Hoy quiero hablaros de algo que me hace muy feliz y no creo
que sea la única. ¡¡ME ENCANTA SACAR SONRISAS!! También que me las saquen.
Pero no valen todas las sonrisas. Yo me refiero a esas en
las que se esconde algo detrás de la que se dibuja en la cara. Podría decirse
que existen varios tipos: abiertas, tímidas, forzadas, comprometidas,
sugerentes,…. ¿Qué cómo son? Pues te lo voy a explicar:
-La sonrisa tímida es esa que aparece en el rostro de una
persona seguida de un breve movimiento de la cabeza hacia un lado. Suele recaer
más sobre el derecho. No suelen dejarse ver nunca los dientes. Siempre esconden
algo, suele ser deseo por alguien, en especial para quien va dirigida. Los ojos
ayudan mucho.
-Las sonrisas abiertas son aquellas que si muestran dientes, desde una pequeña parte hasta toda la dentadura. Estas suelen ser de felicidad total. Máxima expresión de felicidad. Salen de forma natural
-La sonrisa forzada es aquella que ponemos cuando algo no
tiene ni pizca de gracia pero no queremos parecer de otro planeta. Se
diferencia de la comprometida porque aquí si conocemos a la persona y, por
confianza, sonreímos aunque realmente no lo queramos. No es normal que
acompañen a la sonrisa los dientes. Incluso se podría decir que no es de esas
que van de oreja a oreja, al contrario, es plana. Estaría entre sonrisa y no.
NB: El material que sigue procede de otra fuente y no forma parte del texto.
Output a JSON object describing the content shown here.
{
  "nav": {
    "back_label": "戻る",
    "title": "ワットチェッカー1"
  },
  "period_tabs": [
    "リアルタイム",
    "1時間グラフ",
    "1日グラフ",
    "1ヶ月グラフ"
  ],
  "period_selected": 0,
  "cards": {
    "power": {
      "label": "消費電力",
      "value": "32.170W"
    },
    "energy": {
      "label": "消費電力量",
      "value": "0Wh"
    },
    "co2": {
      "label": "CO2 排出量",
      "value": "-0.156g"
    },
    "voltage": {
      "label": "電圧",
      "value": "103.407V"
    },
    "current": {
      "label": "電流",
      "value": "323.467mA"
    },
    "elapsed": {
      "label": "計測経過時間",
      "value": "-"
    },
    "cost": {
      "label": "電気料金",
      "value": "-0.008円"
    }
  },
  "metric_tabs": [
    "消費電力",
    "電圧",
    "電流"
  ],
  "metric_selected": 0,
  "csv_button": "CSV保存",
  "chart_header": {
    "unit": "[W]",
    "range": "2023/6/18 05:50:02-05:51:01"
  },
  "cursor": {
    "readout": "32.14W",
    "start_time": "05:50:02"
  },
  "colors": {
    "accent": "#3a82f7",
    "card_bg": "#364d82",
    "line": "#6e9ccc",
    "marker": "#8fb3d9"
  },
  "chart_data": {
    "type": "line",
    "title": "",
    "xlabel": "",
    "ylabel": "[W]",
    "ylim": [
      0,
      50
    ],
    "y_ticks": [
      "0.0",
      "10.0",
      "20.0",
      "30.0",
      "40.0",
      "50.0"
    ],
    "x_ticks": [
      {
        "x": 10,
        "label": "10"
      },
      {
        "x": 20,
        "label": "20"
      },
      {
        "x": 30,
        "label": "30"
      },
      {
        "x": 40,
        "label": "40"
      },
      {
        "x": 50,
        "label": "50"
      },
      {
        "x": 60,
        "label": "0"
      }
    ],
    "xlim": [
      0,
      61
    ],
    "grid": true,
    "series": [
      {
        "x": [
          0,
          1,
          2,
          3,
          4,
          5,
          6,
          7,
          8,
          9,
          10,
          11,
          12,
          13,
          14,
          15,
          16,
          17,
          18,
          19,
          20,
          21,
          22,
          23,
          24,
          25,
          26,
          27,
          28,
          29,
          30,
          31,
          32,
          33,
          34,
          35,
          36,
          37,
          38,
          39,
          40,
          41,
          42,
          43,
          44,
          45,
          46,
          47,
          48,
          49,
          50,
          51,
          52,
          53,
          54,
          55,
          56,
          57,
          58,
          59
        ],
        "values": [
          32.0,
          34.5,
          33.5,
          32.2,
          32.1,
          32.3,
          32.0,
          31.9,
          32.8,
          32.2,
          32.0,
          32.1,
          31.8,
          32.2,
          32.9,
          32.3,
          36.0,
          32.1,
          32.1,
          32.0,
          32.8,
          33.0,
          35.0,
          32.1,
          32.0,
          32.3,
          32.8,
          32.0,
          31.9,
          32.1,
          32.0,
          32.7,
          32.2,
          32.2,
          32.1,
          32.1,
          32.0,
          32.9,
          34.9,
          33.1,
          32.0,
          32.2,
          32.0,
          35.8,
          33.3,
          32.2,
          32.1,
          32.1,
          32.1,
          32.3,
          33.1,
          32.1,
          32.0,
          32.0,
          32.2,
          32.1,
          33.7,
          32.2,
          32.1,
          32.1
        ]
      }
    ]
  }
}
-Las sonrisas sugerentes tiene un objetivo clave: gustar a
alguien. Esas sonrisas son perfecta, bonitas y cuidadas. Para poner un ejemplo
sería esa que usamos cuando nos van a hacer una foto, la que nos queda bien. En
este caso queremos gustar a la cámara para vernos guapas y guapos. Luego parece
que salimos igual en todas las fotos….
Todos escondemos más de una sonrisa. Lo bonito es que
tengamos una sonrisa para cada momento. En una película que ví hace tiempo en
la que una chica ganaba un concurso para cenar con un famoso con el cual luego
tiene varias citas, sale. Según el chico que estaba enamorado de ella tenía 10,
entre ellas de felicidad y la de compromiso.
Yo soy muy seguidora de la tímida. Me encanta esconder algo
y a la vez no me gusta enseñar los dientes. Y si, ladeo la cabeza, hacia la
derecha claro. Me encantan esos momentos. Pero también tengo una sonrisa forzada,
otra de compromiso,…., ¡¡MUCHOS TIPOS!!